= Pride in the Desert =

Tucson LGBTQ pride event

Pride in the Desert is the annual LGBTQ pride event for Tucson, Arizona.

Similar to Phoenix Pride, Tucson does not hold a pride parade in the traditional month of June, due to high summer temperatures in Arizona.

==History==
The history of gay pride events in Tucson began after the 1976 murder of Richard Heakin. Heakin, who lived in Nebraska, visited a friend in Tucson and was beaten to death by four teenagers while exiting a bar named Stonewall Tavern. The attackers were subsequently tried as juveniles, and sentenced to probation. At the time, hate crimes were often not punished at all. Heakin's murder became a motivation behind the foundation of Tucson Pride.

The first Tucson pride event, organized by an organization named Tucson Gay Coalition, was named the Gay Pride Festival & Memorial Picnic. It was held at Himmel Park on June 26, 1977, also the National Gay Pride Day that year.

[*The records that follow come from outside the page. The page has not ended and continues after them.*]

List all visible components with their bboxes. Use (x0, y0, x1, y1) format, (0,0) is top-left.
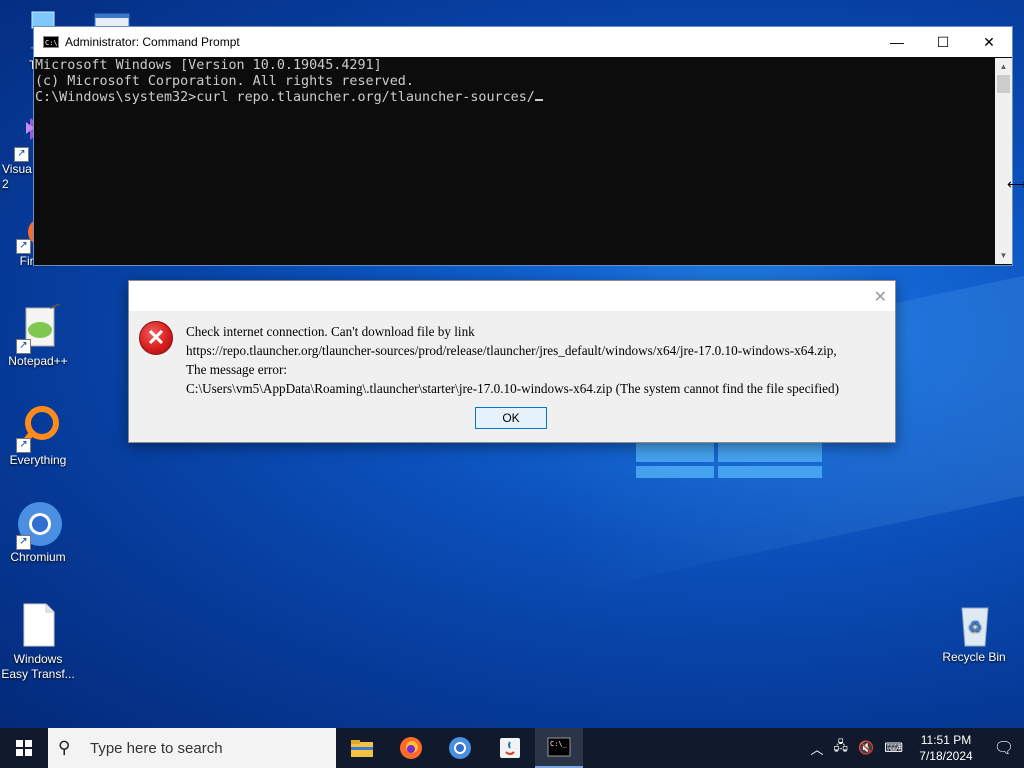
scroll-up-arrow-icon[interactable]: ▲ (995, 58, 1012, 75)
shortcut-arrow-icon: ↗ (16, 239, 31, 254)
cmd-vertical-scrollbar[interactable]: ▲ ▼ (995, 58, 1012, 264)
volume-muted-icon[interactable]: 🔇 (858, 740, 874, 756)
search-icon: ⚲ (58, 738, 71, 757)
taskbar-cmd[interactable]: C:\_ (535, 728, 583, 768)
input-method-icon[interactable]: ⌨ (884, 740, 903, 756)
taskbar-firefox[interactable] (387, 728, 435, 768)
console-output[interactable]: Microsoft Windows [Version 10.0.19045.42… (34, 58, 995, 264)
everything-search-icon: ↗ (14, 403, 62, 453)
error-dialog[interactable]: ✕ ✕ Check internet connection. Can't dow… (128, 280, 896, 443)
dialog-message-line: C:\Users\vm5\AppData\Roaming\.tlauncher\… (186, 381, 839, 396)
cmd-titlebar[interactable]: C:\ Administrator: Command Prompt — ☐ ✕ (34, 27, 1012, 57)
shortcut-arrow-icon: ↗ (16, 438, 31, 453)
cmd-app-icon: C:\ (43, 36, 59, 48)
taskbar-java[interactable] (486, 728, 534, 768)
windows-logo-icon (16, 740, 32, 756)
network-icon[interactable]: 🖧 (834, 737, 849, 759)
java-icon (500, 738, 520, 758)
scroll-down-arrow-icon[interactable]: ▼ (995, 247, 1012, 264)
close-button[interactable]: ✕ (966, 27, 1012, 57)
desktop-icon-chromium[interactable]: ↗ Chromium (0, 500, 76, 565)
shortcut-arrow-icon: ↗ (16, 535, 31, 550)
svg-text:♻: ♻ (968, 619, 982, 636)
clock-date: 7/18/2024 (919, 749, 973, 763)
console-line: (c) Microsoft Corporation. All rights re… (35, 74, 414, 89)
notification-center-icon[interactable]: 🗨 (984, 738, 1024, 758)
chromium-icon (449, 737, 471, 759)
taskbar-clock[interactable]: 11:51 PM 7/18/2024 (908, 732, 984, 764)
folder-icon (351, 740, 373, 757)
shortcut-arrow-icon: ↗ (14, 147, 29, 162)
cmd-window-title: Administrator: Command Prompt (65, 35, 240, 49)
search-input[interactable] (88, 738, 332, 758)
cmd-icon: C:\_ (547, 737, 571, 757)
dialog-message-line: The message error: (186, 362, 288, 377)
show-hidden-icons-chevron-icon[interactable]: ︿ (811, 739, 824, 758)
console-prompt-line: C:\Windows\system32>curl repo.tlauncher.… (35, 90, 995, 106)
wallpaper-windows-logo (636, 442, 822, 478)
notepadpp-icon: ↗ (14, 303, 62, 354)
document-icon (14, 602, 62, 650)
taskbar-file-explorer[interactable] (338, 728, 386, 768)
desktop-icon-notepadpp[interactable]: ↗ Notepad++ (0, 303, 76, 369)
taskbar-search-box[interactable]: ⚲ (48, 728, 336, 768)
taskbar: ⚲ C:\_ ︿ 🖧 🔇 ⌨ 11:51 PM 7/18/2024 🗨 (0, 728, 1024, 768)
shortcut-arrow-icon: ↗ (16, 339, 31, 354)
taskbar-chromium[interactable] (436, 728, 484, 768)
scroll-thumb[interactable] (997, 75, 1010, 93)
dialog-message-line: https://repo.tlauncher.org/tlauncher-sou… (186, 343, 837, 358)
dialog-titlebar[interactable]: ✕ (129, 281, 895, 311)
ok-button[interactable]: OK (475, 407, 547, 429)
error-icon: ✕ (139, 321, 173, 355)
clock-time: 11:51 PM (920, 733, 972, 747)
text-cursor (534, 99, 543, 101)
desktop-icon-everything[interactable]: ↗ Everything (0, 403, 76, 468)
start-button[interactable] (0, 728, 48, 768)
console-command: C:\Windows\system32>curl repo.tlauncher.… (35, 90, 535, 105)
desktop-icon-recycle-bin[interactable]: ♻ Recycle Bin (936, 600, 1012, 665)
console-line: Microsoft Windows [Version 10.0.19045.42… (35, 58, 382, 73)
dialog-message-line: Check internet connection. Can't downloa… (186, 324, 475, 339)
desktop-icon-easy-transfer[interactable]: Windows Easy Transf... (0, 602, 76, 682)
recycle-bin-icon: ♻ (950, 600, 998, 648)
firefox-icon (400, 737, 422, 759)
svg-text:C:\_: C:\_ (550, 740, 568, 748)
command-prompt-window[interactable]: C:\ Administrator: Command Prompt — ☐ ✕ … (33, 26, 1013, 266)
dialog-message: Check internet connection. Can't downloa… (186, 322, 839, 398)
system-tray: ︿ 🖧 🔇 ⌨ 11:51 PM 7/18/2024 🗨 (806, 728, 1024, 768)
maximize-button[interactable]: ☐ (920, 27, 966, 57)
resize-cursor-icon: ⟷ (1007, 176, 1024, 192)
chromium-icon: ↗ (14, 500, 62, 550)
minimize-button[interactable]: — (874, 27, 920, 57)
dialog-close-button[interactable]: ✕ (874, 287, 887, 307)
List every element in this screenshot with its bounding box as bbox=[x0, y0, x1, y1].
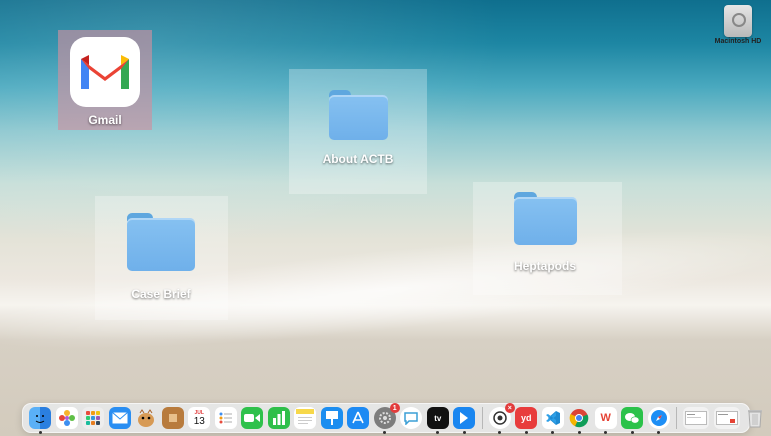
apple-tv-icon[interactable]: tv bbox=[426, 407, 449, 434]
desktop: Gmail About ACTB Case Brief Heptapods Ma… bbox=[0, 0, 771, 436]
folder-icon bbox=[513, 192, 577, 245]
vscode-icon[interactable] bbox=[541, 407, 564, 434]
keynote-icon[interactable] bbox=[320, 407, 343, 429]
window-thumb-icon[interactable] bbox=[713, 407, 740, 429]
chat-bubble-icon[interactable] bbox=[400, 407, 423, 429]
reminders-icon[interactable] bbox=[214, 407, 237, 429]
dock: JUL 13 1 tv × yd W bbox=[22, 403, 763, 434]
folder-icon bbox=[328, 90, 388, 140]
facetime-icon[interactable] bbox=[241, 407, 264, 429]
app-store-icon[interactable] bbox=[347, 407, 370, 429]
finder-icon[interactable] bbox=[29, 407, 52, 434]
gmail-icon bbox=[70, 37, 140, 107]
notebook-icon[interactable] bbox=[161, 407, 184, 429]
case-brief-label: Case Brief bbox=[131, 287, 191, 301]
notification-badge: 1 bbox=[389, 403, 400, 413]
heptapods-label: Heptapods bbox=[513, 259, 576, 273]
macintosh-hd-icon[interactable]: Macintosh HD bbox=[712, 5, 764, 45]
chrome-icon[interactable] bbox=[568, 407, 590, 434]
macintosh-hd-label: Macintosh HD bbox=[714, 38, 762, 45]
photos-icon[interactable] bbox=[55, 407, 78, 429]
youdao-label: yd bbox=[520, 413, 532, 423]
gmail-desktop-icon[interactable]: Gmail bbox=[58, 30, 152, 130]
apple-tv-label: tv bbox=[434, 413, 442, 423]
gear-icon[interactable]: 1 bbox=[373, 403, 400, 434]
about-actb-folder[interactable]: About ACTB bbox=[297, 90, 419, 166]
trash-icon[interactable] bbox=[744, 407, 766, 429]
gmail-label: Gmail bbox=[88, 113, 122, 127]
dock-separator bbox=[481, 407, 483, 429]
calendar-icon[interactable]: JUL 13 bbox=[188, 407, 211, 429]
case-brief-folder[interactable]: Case Brief bbox=[100, 213, 222, 301]
arrow-icon[interactable] bbox=[453, 407, 476, 434]
dock-separator bbox=[676, 407, 677, 429]
wechat-icon[interactable] bbox=[621, 407, 644, 434]
launchpad-icon[interactable] bbox=[82, 407, 105, 429]
wps-label: W bbox=[600, 412, 611, 424]
window-thumb-icon[interactable] bbox=[683, 407, 710, 429]
calendar-day: 13 bbox=[193, 415, 205, 427]
dragon-icon[interactable] bbox=[135, 407, 157, 429]
about-actb-label: About ACTB bbox=[322, 152, 394, 166]
safari-icon[interactable] bbox=[647, 407, 670, 434]
wps-icon[interactable]: W bbox=[594, 407, 617, 434]
numbers-icon[interactable] bbox=[267, 407, 290, 429]
close-badge-icon: × bbox=[504, 403, 515, 413]
notes-icon[interactable] bbox=[294, 407, 317, 429]
heptapods-folder[interactable]: Heptapods bbox=[484, 192, 606, 273]
mail-icon[interactable] bbox=[108, 407, 131, 429]
youdao-icon[interactable]: yd bbox=[515, 407, 538, 434]
capture-icon[interactable]: × bbox=[488, 403, 515, 434]
folder-icon bbox=[127, 213, 195, 271]
hard-drive-icon bbox=[724, 5, 752, 37]
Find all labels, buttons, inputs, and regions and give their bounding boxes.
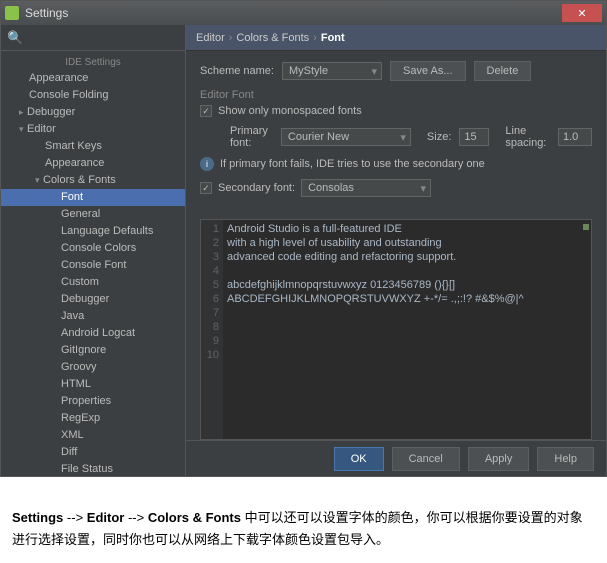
tree-item-label: Console Font [61,259,126,271]
dialog-buttons: OK Cancel Apply Help [186,440,606,476]
tree-item-label: XML [61,429,84,441]
tree-item-label: Colors & Fonts [43,174,116,186]
tree-item[interactable]: Java [1,308,185,325]
bc-editor[interactable]: Editor [196,32,225,44]
tree-item[interactable]: Custom [1,274,185,291]
tree-item[interactable]: Console Colors [1,240,185,257]
tree-item[interactable]: File Status [1,461,185,476]
tree-item-label: Groovy [61,361,96,373]
tree-item[interactable]: Font [1,189,185,206]
cancel-button[interactable]: Cancel [392,447,460,471]
help-button[interactable]: Help [537,447,594,471]
chevron-right-icon: › [229,32,233,44]
tree-item[interactable]: ▸Debugger [1,104,185,121]
tree-item[interactable]: ▾Colors & Fonts [1,172,185,189]
scheme-name-combo[interactable]: MyStyle [282,62,382,80]
font-preview: 12345678910 Android Studio is a full-fea… [200,219,592,440]
check-icon: ✓ [200,105,212,117]
tree-item-label: Debugger [27,106,75,118]
tree-item-label: Smart Keys [45,140,102,152]
tree-item[interactable]: Appearance [1,70,185,87]
tree-item-label: Appearance [29,72,88,84]
titlebar: Settings ✕ [1,1,606,25]
line-spacing-input[interactable] [558,128,592,146]
sidebar: 🔍 ◄ ► IDE Settings Appearance Console Fol… [1,25,186,476]
line-spacing-label: Line spacing: [505,125,550,149]
settings-window: Settings ✕ 🔍 ◄ ► IDE Settings Appearance… [0,0,607,477]
primary-font-combo[interactable]: Courier New [281,128,411,146]
tree-item[interactable]: Smart Keys [1,138,185,155]
secondary-font-label: Secondary font: [218,182,295,194]
tree-item[interactable]: Android Logcat [1,325,185,342]
tree-item-label: Java [61,310,84,322]
tree-item-label: RegExp [61,412,100,424]
tree-item-label: Editor [27,123,56,135]
app-icon [5,6,19,20]
secondary-font-combo[interactable]: Consolas [301,179,431,197]
tree-item[interactable]: RegExp [1,410,185,427]
tree-item[interactable]: GitIgnore [1,342,185,359]
tree-item[interactable]: Groovy [1,359,185,376]
caption-text: Settings --> Editor --> Colors & Fonts 中… [0,477,607,563]
save-as-button[interactable]: Save As... [390,61,466,81]
settings-tree[interactable]: IDE Settings AppearanceConsole Folding▸D… [1,51,185,476]
scheme-name-label: Scheme name: [200,65,274,77]
tree-item[interactable]: Appearance [1,155,185,172]
tree-item-label: General [61,208,100,220]
content-pane: Editor › Colors & Fonts › Font Scheme na… [186,25,606,476]
close-button[interactable]: ✕ [562,4,602,22]
tree-item-label: Console Colors [61,242,136,254]
tree-item[interactable]: ▾Editor [1,121,185,138]
mono-only-checkbox[interactable]: ✓ Show only monospaced fonts [200,105,362,117]
tree-item-label: Appearance [45,157,104,169]
tree-item[interactable]: Console Folding [1,87,185,104]
expand-arrow-icon: ▸ [19,105,27,120]
search-row: 🔍 ◄ ► [1,25,185,51]
bc-colors-fonts[interactable]: Colors & Fonts [236,32,309,44]
tree-item-label: GitIgnore [61,344,106,356]
secondary-font-checkbox[interactable]: ✓ Secondary font: [200,182,295,194]
line-gutter: 12345678910 [201,220,223,439]
breadcrumb: Editor › Colors & Fonts › Font [186,25,606,51]
tree-item-label: Diff [61,446,77,458]
tree-item-label: Language Defaults [61,225,153,237]
tree-item[interactable]: XML [1,427,185,444]
size-input[interactable] [459,128,489,146]
tree-item-label: Console Folding [29,89,109,101]
mono-only-label: Show only monospaced fonts [218,105,362,117]
expand-arrow-icon: ▾ [19,122,27,137]
check-icon: ✓ [200,182,212,194]
apply-button[interactable]: Apply [468,447,530,471]
search-input[interactable] [29,31,184,45]
tree-item-label: Debugger [61,293,109,305]
size-label: Size: [427,131,451,143]
tree-item[interactable]: Console Font [1,257,185,274]
info-icon: i [200,157,214,171]
expand-arrow-icon: ▾ [35,173,43,188]
ok-button[interactable]: OK [334,447,384,471]
tree-item-label: File Status [61,463,113,475]
chevron-right-icon: › [313,32,317,44]
tree-item-label: Custom [61,276,99,288]
editor-font-group-label: Editor Font [200,89,592,101]
error-stripe-marker [583,224,589,230]
tree-item[interactable]: General [1,206,185,223]
tree-section-header: IDE Settings [1,55,185,70]
preview-code: Android Studio is a full-featured IDEwit… [223,220,591,439]
tree-item[interactable]: Debugger [1,291,185,308]
fallback-text: If primary font fails, IDE tries to use … [220,158,485,170]
bc-font: Font [321,32,345,44]
tree-item[interactable]: Properties [1,393,185,410]
search-icon: 🔍 [7,30,23,46]
window-title: Settings [25,6,68,20]
tree-item[interactable]: HTML [1,376,185,393]
primary-font-label: Primary font: [230,125,273,149]
tree-item-label: HTML [61,378,91,390]
tree-item-label: Android Logcat [61,327,135,339]
tree-item-label: Properties [61,395,111,407]
tree-item-label: Font [61,191,83,203]
tree-item[interactable]: Language Defaults [1,223,185,240]
delete-button[interactable]: Delete [474,61,532,81]
tree-item[interactable]: Diff [1,444,185,461]
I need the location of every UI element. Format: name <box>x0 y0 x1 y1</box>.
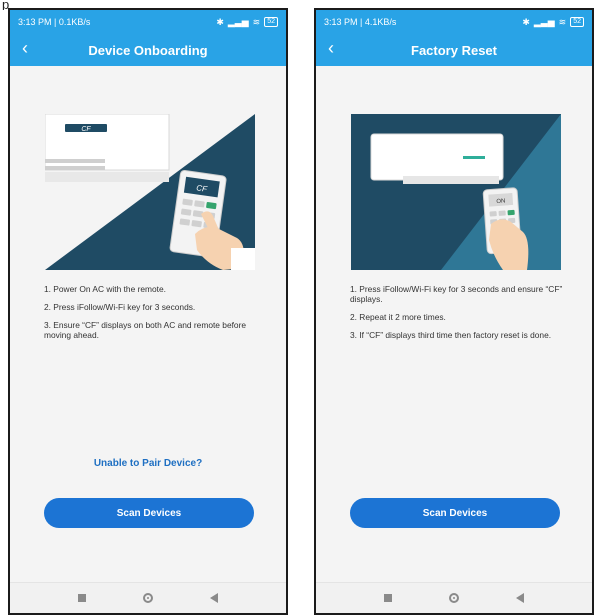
status-time: 3:13 PM | 4.1KB/s <box>324 17 397 27</box>
page-title: Factory Reset <box>411 42 497 58</box>
app-bar: ‹ Factory Reset <box>316 34 592 66</box>
ac-remote-illustration: ON <box>351 114 561 270</box>
main-content: CF CF 1. Power On AC with the remote. 2.… <box>10 66 286 583</box>
status-bar: 3:13 PM | 4.1KB/s ✱ ▂▃▅ ≋ 52 <box>316 10 592 34</box>
step-item: 2. Repeat it 2 more times. <box>350 312 446 322</box>
ac-display-label: CF <box>81 126 91 133</box>
unable-to-pair-link[interactable]: Unable to Pair Device? <box>10 458 286 469</box>
back-triangle-icon[interactable] <box>515 593 524 603</box>
home-icon[interactable] <box>142 593 153 603</box>
signal-icon: ▂▃▅ <box>533 16 555 27</box>
chevron-left-icon[interactable]: ‹ <box>328 38 334 59</box>
ac-remote-illustration: CF CF <box>45 114 255 270</box>
system-nav-bar <box>10 582 286 613</box>
back-triangle-icon[interactable] <box>209 593 218 603</box>
bluetooth-icon: ✱ <box>522 16 530 27</box>
status-time: 3:13 PM | 0.1KB/s <box>18 17 91 27</box>
status-bar: 3:13 PM | 0.1KB/s ✱ ▂▃▅ ≋ 52 <box>10 10 286 34</box>
home-icon[interactable] <box>448 593 459 603</box>
step-item: 2. Press iFollow/Wi-Fi key for 3 seconds… <box>44 302 196 312</box>
main-content: ON 1. Press iFollow/Wi-Fi key for 3 seco… <box>316 66 592 583</box>
battery-icon: 52 <box>264 17 278 27</box>
scan-devices-button[interactable]: Scan Devices <box>44 498 254 528</box>
step-item: 1. Power On AC with the remote. <box>44 284 166 294</box>
recent-apps-icon[interactable] <box>78 594 87 602</box>
chevron-left-icon[interactable]: ‹ <box>22 38 28 59</box>
battery-icon: 52 <box>570 17 584 27</box>
wifi-icon: ≋ <box>252 16 261 27</box>
page-title: Device Onboarding <box>88 42 208 58</box>
phone-factory-reset: 3:13 PM | 4.1KB/s ✱ ▂▃▅ ≋ 52 ‹ Factory R… <box>314 8 594 615</box>
instructions: 1. Power On AC with the remote. 2. Press… <box>44 284 258 348</box>
signal-icon: ▂▃▅ <box>227 16 249 27</box>
bluetooth-icon: ✱ <box>216 16 224 27</box>
step-item: 3. If “CF” displays third time then fact… <box>350 330 552 340</box>
wifi-icon: ≋ <box>558 16 567 27</box>
app-bar: ‹ Device Onboarding <box>10 34 286 66</box>
phone-device-onboarding: 3:13 PM | 0.1KB/s ✱ ▂▃▅ ≋ 52 ‹ Device On… <box>8 8 288 615</box>
remote-display-label: ON <box>496 198 505 205</box>
scan-devices-button[interactable]: Scan Devices <box>350 498 560 528</box>
recent-apps-icon[interactable] <box>384 594 393 602</box>
step-item: 1. Press iFollow/Wi-Fi key for 3 seconds… <box>350 284 563 304</box>
instructions: 1. Press iFollow/Wi-Fi key for 3 seconds… <box>350 284 564 348</box>
step-item: 3. Ensure “CF” displays on both AC and r… <box>44 320 247 340</box>
system-nav-bar <box>316 582 592 613</box>
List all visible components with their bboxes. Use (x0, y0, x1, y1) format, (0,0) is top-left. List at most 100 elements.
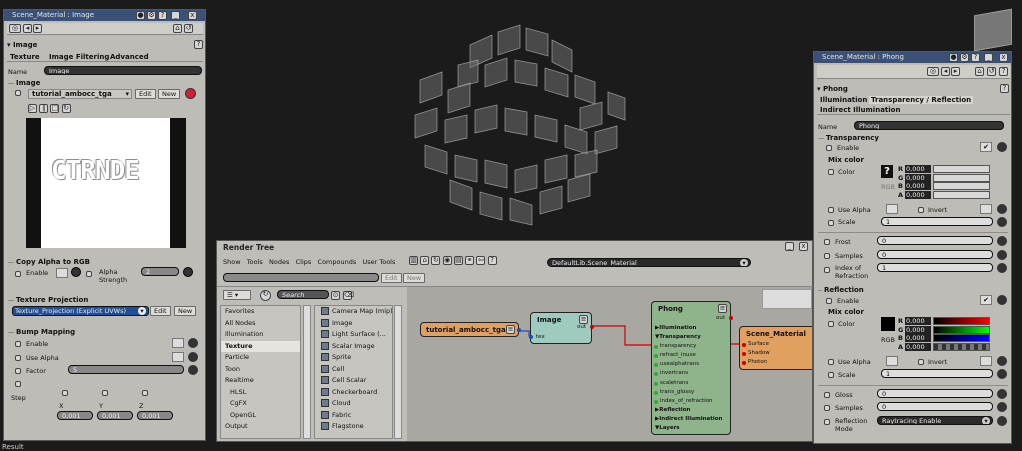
animate-icon[interactable] (997, 356, 1007, 366)
refl-mode-checkbox[interactable] (824, 419, 830, 425)
animate-icon[interactable] (997, 204, 1007, 214)
menu-tools[interactable]: Tools (247, 258, 263, 266)
step-z-field[interactable]: 0,001 (137, 411, 173, 420)
tab-image-filtering[interactable]: Image Filtering (49, 53, 109, 61)
animate-icon[interactable] (997, 217, 1007, 227)
channel-value[interactable]: 0,000 (905, 173, 931, 182)
channel-value[interactable]: 0,000 (905, 165, 931, 173)
gloss-checkbox[interactable] (824, 392, 830, 398)
category-item[interactable]: Realtime (221, 375, 300, 387)
tab-illumination[interactable]: Illumination (820, 96, 867, 104)
animate-icon[interactable] (997, 236, 1007, 246)
category-item[interactable]: All Nodes (221, 318, 300, 330)
tab-indirect-illumination[interactable]: Indirect Illumination (820, 106, 900, 114)
use-alpha2-toggle[interactable] (886, 356, 898, 366)
phong-port[interactable]: ▼Transparency (655, 333, 722, 342)
edit-button[interactable]: Edit (381, 273, 402, 283)
step-x-checkbox[interactable] (62, 390, 68, 396)
projection-new-button[interactable]: New (174, 306, 197, 316)
invert2-toggle[interactable] (980, 356, 992, 366)
animate-icon[interactable] (183, 267, 193, 277)
node-list-item[interactable]: Fabric (315, 410, 392, 422)
channel-slider[interactable] (933, 342, 990, 351)
phong-node[interactable]: Phong ≡ out ▶Illumination ▼Transparency tr… (651, 301, 733, 435)
image-tex-port[interactable]: tex (536, 334, 545, 340)
use-alpha-toggle[interactable] (886, 204, 898, 214)
clip-checkbox[interactable] (15, 90, 21, 96)
node-list-item[interactable]: Sprite (315, 352, 392, 364)
phong-port[interactable]: ▶Indirect Illumination (655, 415, 722, 424)
factor-checkbox[interactable] (15, 368, 21, 374)
animate-icon[interactable] (188, 338, 198, 348)
node-list-item[interactable]: Flagstone (315, 421, 392, 433)
edit-button[interactable]: Edit (135, 89, 156, 99)
refresh-icon[interactable]: ↻ (431, 256, 441, 265)
help-icon[interactable]: ? (194, 40, 203, 49)
tab-texture[interactable]: Texture (10, 53, 40, 61)
view-cube-icon[interactable] (974, 8, 1012, 52)
phong-port[interactable]: scaletrans (654, 379, 722, 388)
record-icon[interactable] (185, 88, 196, 99)
category-item[interactable]: Toon (221, 364, 300, 376)
projection-edit-button[interactable]: Edit (150, 306, 171, 316)
tga-node[interactable]: tutorial_ambocc_tga ≡ (420, 322, 521, 337)
tab-advanced[interactable]: Advanced (110, 53, 149, 61)
search-options-icon[interactable]: ⊙ (331, 291, 340, 300)
image-out-port[interactable]: out (577, 324, 586, 330)
material-dropdown[interactable]: DefaultLib.Scene_Material ▾ (547, 258, 751, 267)
animate-icon[interactable] (997, 295, 1007, 305)
clip-dropdown[interactable] (223, 273, 379, 282)
category-item[interactable]: CgFX (221, 398, 300, 410)
channel-value[interactable]: 0,000 (905, 325, 931, 334)
frame-icon[interactable]: ◉ (442, 256, 452, 265)
node-menu-icon[interactable]: ≡ (506, 325, 515, 334)
play-icon[interactable]: ▷ (28, 104, 37, 113)
category-item[interactable]: Output (221, 421, 300, 433)
minimize-icon[interactable]: _ (984, 53, 993, 62)
name-field[interactable]: Phong (854, 121, 1004, 130)
channel-slider[interactable] (933, 317, 990, 325)
help-icon[interactable]: ? (158, 11, 167, 20)
step-checkbox[interactable] (15, 381, 21, 387)
stop-icon[interactable]: □ (50, 104, 60, 113)
node-menu-icon[interactable]: ≡ (718, 304, 727, 313)
phong-out-port[interactable]: out (716, 315, 725, 321)
lock-panel-icon[interactable]: ⌂ (173, 24, 182, 33)
animate-icon[interactable] (997, 416, 1007, 426)
frost-field[interactable]: 0 (877, 236, 993, 245)
use-alpha-toggle[interactable] (172, 352, 184, 362)
scene-port[interactable]: Shadow (742, 349, 770, 358)
phong-port[interactable]: ▶Reflection (655, 406, 722, 415)
scene-port[interactable]: Surface (742, 340, 770, 349)
animate-icon[interactable] (997, 142, 1007, 152)
channel-value[interactable]: 0,000 (905, 182, 931, 190)
category-item[interactable]: HLSL (221, 387, 300, 399)
arrow-left-icon[interactable]: ⇦ (476, 256, 486, 265)
graph-canvas[interactable]: tutorial_ambocc_tga ≡ Image ≡ out tex Ph… (407, 287, 812, 441)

In 1982, the Tucson Gay Pride Festival was cancelled amidst a statewide call to fight against LGBT discrimination and oppression, and the event was turned into a civil rights march from Tucson to Phoenix.

Since 1994, pride in Tucson is held in October.

In 2018, the parade, which was traditionally scheduled to take place on a Friday evening before the festival, was rescheduled to daytime hours, due to concerns within the LGBTQ+ community that holding a parade during the evening hours sends a bad message, as if the community is hiding in the shadows. In 2019, more than 5,000 people attended the event.

Over the years, Pride in the Desert has become a more family-centric theme.

Pride in the Desert became a virtual event for 2020, due to the COVID-19 pandemic. The event took place on October 24. The event returned in-person in 2022, which was also the event's 45th anniversary.